The European Commission updated its Frequently Asked Questions pages that cover its Russia sanctions regime. The new sections relate to imports and purchase of goods, sale of securities, execution of prior contracts and export-related restrictions. Under the contracts FAQs, the commission addresses what is a contract, whether framework contracts are considered as contracts that benefit from the prior contracts exception to the sanctions regime, and what is an ancillary contract, among other things. The securities FAQs cover whether the sanctions apply to transferable securities issued by private companies and whether the sanctions cover the sale of transferable securities to non-Russian entities that are owned by a Russian national, among other scenarios.
The U.K. amended or corrected a number of entries under several of its sanctions regimes. Under the Syria sanctions list, the Office of Financial Sanctions Implementation amended the entries for Fares Chehabi, president of the Aleppo Chamber of Industry; Khodr Ali Taher, director of Ella Towers; and the Syrian Petroleum Company.
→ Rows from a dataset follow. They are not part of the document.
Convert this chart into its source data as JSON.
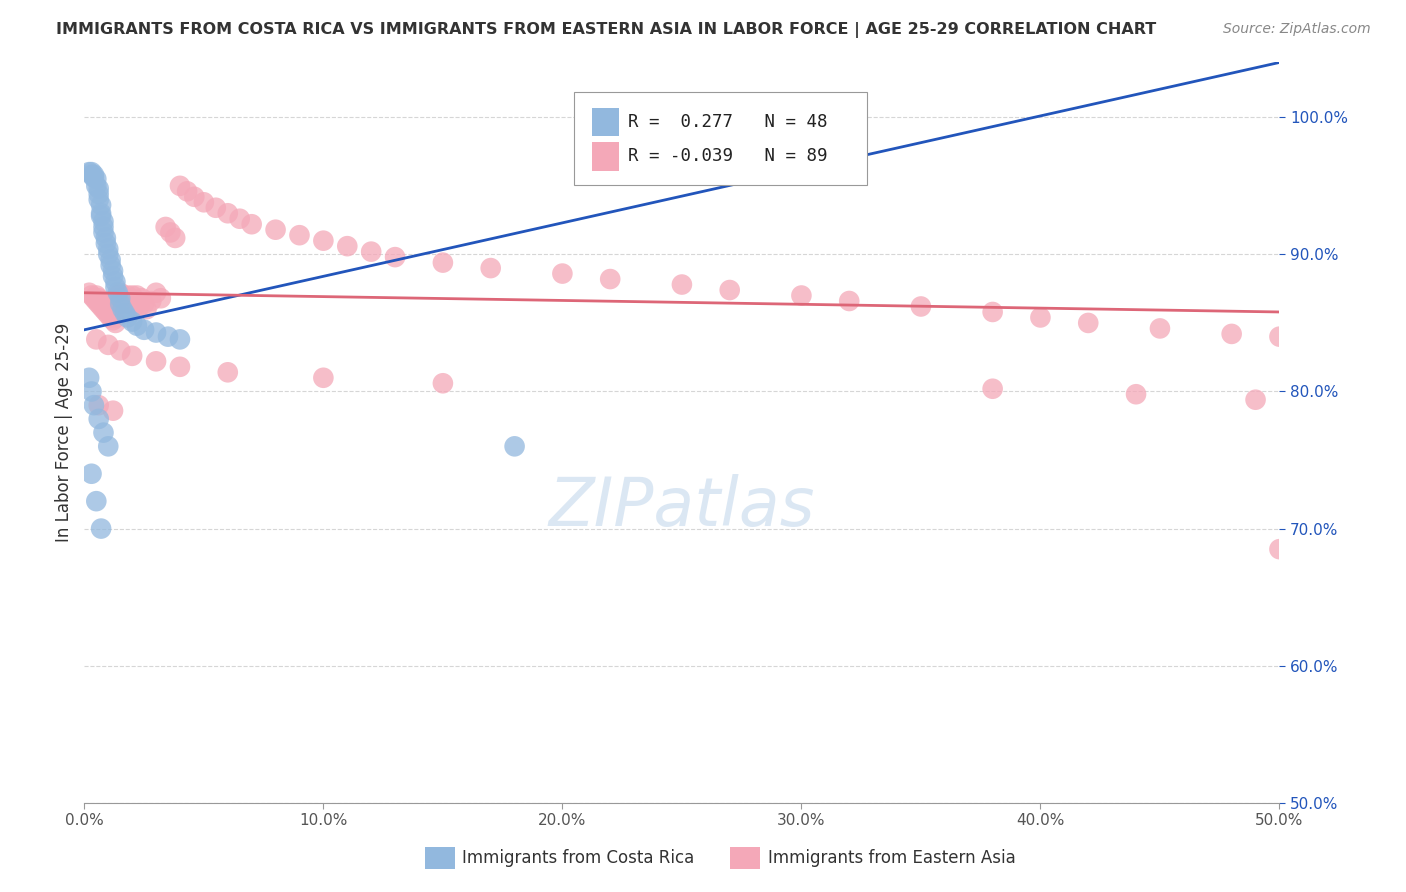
{
  "title": "IMMIGRANTS FROM COSTA RICA VS IMMIGRANTS FROM EASTERN ASIA IN LABOR FORCE | AGE 25-29 CORRELATION CHART",
  "source": "Source: ZipAtlas.com",
  "ylabel": "In Labor Force | Age 25-29",
  "xlim": [
    0.0,
    0.5
  ],
  "ylim": [
    0.5,
    1.04
  ],
  "ytick_labels": [
    "100.0%",
    "90.0%",
    "80.0%",
    "70.0%",
    "60.0%",
    "50.0%"
  ],
  "ytick_values": [
    1.0,
    0.9,
    0.8,
    0.7,
    0.6,
    0.5
  ],
  "xtick_labels": [
    "0.0%",
    "10.0%",
    "20.0%",
    "30.0%",
    "40.0%",
    "50.0%"
  ],
  "xtick_values": [
    0.0,
    0.1,
    0.2,
    0.3,
    0.4,
    0.5
  ],
  "costa_rica_R": 0.277,
  "costa_rica_N": 48,
  "eastern_asia_R": -0.039,
  "eastern_asia_N": 89,
  "costa_rica_color": "#92b8de",
  "eastern_asia_color": "#f4a8b8",
  "costa_rica_line_color": "#2255bb",
  "eastern_asia_line_color": "#dd6677",
  "watermark_color": "#b8d0e8",
  "watermark_text": "ZIPatlas",
  "blue_line_x0": 0.0,
  "blue_line_y0": 0.845,
  "blue_line_x1": 0.5,
  "blue_line_y1": 1.04,
  "pink_line_x0": 0.0,
  "pink_line_y0": 0.872,
  "pink_line_x1": 0.5,
  "pink_line_y1": 0.858,
  "cr_x": [
    0.002,
    0.003,
    0.003,
    0.004,
    0.004,
    0.005,
    0.005,
    0.006,
    0.006,
    0.006,
    0.007,
    0.007,
    0.007,
    0.008,
    0.008,
    0.008,
    0.009,
    0.009,
    0.01,
    0.01,
    0.011,
    0.011,
    0.012,
    0.012,
    0.013,
    0.013,
    0.014,
    0.015,
    0.015,
    0.016,
    0.017,
    0.018,
    0.02,
    0.022,
    0.025,
    0.03,
    0.035,
    0.04,
    0.002,
    0.003,
    0.004,
    0.006,
    0.008,
    0.01,
    0.18,
    0.003,
    0.005,
    0.007
  ],
  "cr_y": [
    0.96,
    0.96,
    0.958,
    0.958,
    0.956,
    0.955,
    0.95,
    0.948,
    0.944,
    0.94,
    0.936,
    0.93,
    0.928,
    0.924,
    0.92,
    0.916,
    0.912,
    0.908,
    0.904,
    0.9,
    0.896,
    0.892,
    0.888,
    0.884,
    0.88,
    0.876,
    0.872,
    0.868,
    0.864,
    0.86,
    0.857,
    0.854,
    0.851,
    0.848,
    0.845,
    0.843,
    0.84,
    0.838,
    0.81,
    0.8,
    0.79,
    0.78,
    0.77,
    0.76,
    0.76,
    0.74,
    0.72,
    0.7
  ],
  "ea_x": [
    0.002,
    0.003,
    0.004,
    0.005,
    0.005,
    0.006,
    0.006,
    0.007,
    0.007,
    0.008,
    0.008,
    0.009,
    0.009,
    0.01,
    0.01,
    0.011,
    0.011,
    0.012,
    0.012,
    0.013,
    0.013,
    0.014,
    0.015,
    0.015,
    0.016,
    0.016,
    0.017,
    0.018,
    0.018,
    0.019,
    0.02,
    0.02,
    0.021,
    0.022,
    0.022,
    0.023,
    0.024,
    0.025,
    0.026,
    0.028,
    0.03,
    0.032,
    0.034,
    0.036,
    0.038,
    0.04,
    0.043,
    0.046,
    0.05,
    0.055,
    0.06,
    0.065,
    0.07,
    0.08,
    0.09,
    0.1,
    0.11,
    0.12,
    0.13,
    0.15,
    0.17,
    0.2,
    0.22,
    0.25,
    0.27,
    0.3,
    0.32,
    0.35,
    0.38,
    0.4,
    0.42,
    0.45,
    0.48,
    0.5,
    0.005,
    0.01,
    0.015,
    0.02,
    0.03,
    0.04,
    0.06,
    0.1,
    0.15,
    0.38,
    0.44,
    0.49,
    0.006,
    0.012,
    0.5
  ],
  "ea_y": [
    0.872,
    0.87,
    0.868,
    0.866,
    0.87,
    0.864,
    0.868,
    0.862,
    0.866,
    0.86,
    0.864,
    0.858,
    0.862,
    0.856,
    0.86,
    0.854,
    0.858,
    0.852,
    0.856,
    0.85,
    0.854,
    0.87,
    0.868,
    0.872,
    0.866,
    0.87,
    0.864,
    0.87,
    0.866,
    0.864,
    0.87,
    0.866,
    0.862,
    0.87,
    0.866,
    0.862,
    0.868,
    0.864,
    0.86,
    0.866,
    0.872,
    0.868,
    0.92,
    0.916,
    0.912,
    0.95,
    0.946,
    0.942,
    0.938,
    0.934,
    0.93,
    0.926,
    0.922,
    0.918,
    0.914,
    0.91,
    0.906,
    0.902,
    0.898,
    0.894,
    0.89,
    0.886,
    0.882,
    0.878,
    0.874,
    0.87,
    0.866,
    0.862,
    0.858,
    0.854,
    0.85,
    0.846,
    0.842,
    0.84,
    0.838,
    0.834,
    0.83,
    0.826,
    0.822,
    0.818,
    0.814,
    0.81,
    0.806,
    0.802,
    0.798,
    0.794,
    0.79,
    0.786,
    0.685
  ]
}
OFSI then corrected the entry for Adnan Slakho, former minister for industry. Under the Libya sanctions list, OFSI amended the entry for Khalifa Ghwell, defense minister of the General National Congress. Under the Iran (Human Rights) sanctions list, OFSI amended seven entries. This listings for Ali Khalili, Ali-Akbar Yasaghi, Gholam-Hossein Mohseni-Ejei, Mortez Tamaddon, Mostafa Bozorgnia, Moussa Khalilollahi and Toraj Kazemi were updated, and all of the individuals remain subject to an asset freeze. Four entries under the Chemical Weapons sanctions regime were amended: the agency updated the listings for Vladimir Stephanovich Alexseyev, first deputy head of the GRU, Russia's military intelligence agency; Vladimir Mikhailovich Bogdanov, former director of the Criminalistics Institute and head of the FSB (Federal Security Service) Special Technology Center; Kirill Vasilyev, director of the Criminalistics Institute at the FSB; and Alexei Semenovich Sedov, head of the FSB 2nd Service. All are believed to have been involved in the poisoning of Russian opposition leader Alexey Navalny.
The U.K. in two June 16 notices added entries to its sanctions regimes on Russia and Myanmar. Under the Russia sanctions list, the Office of Financial Sanctions Implementation sanctioned 12 people and corrected one entry. Under the Myanmar sanctions list, OFSI added six entries.
Sanctions regimes over the last 20 years have become broader and more comprehensive, which has created unintended consequences for industry and “ordinary people,” said Erica Moret, a senior researcher at the Geneva Graduate Institute, speaking during a June 16 virtual conference hosted by the Center for a New American Security. She said countries should look to narrow their sanctions measures and provide clear exemptions or risk further over-compliance.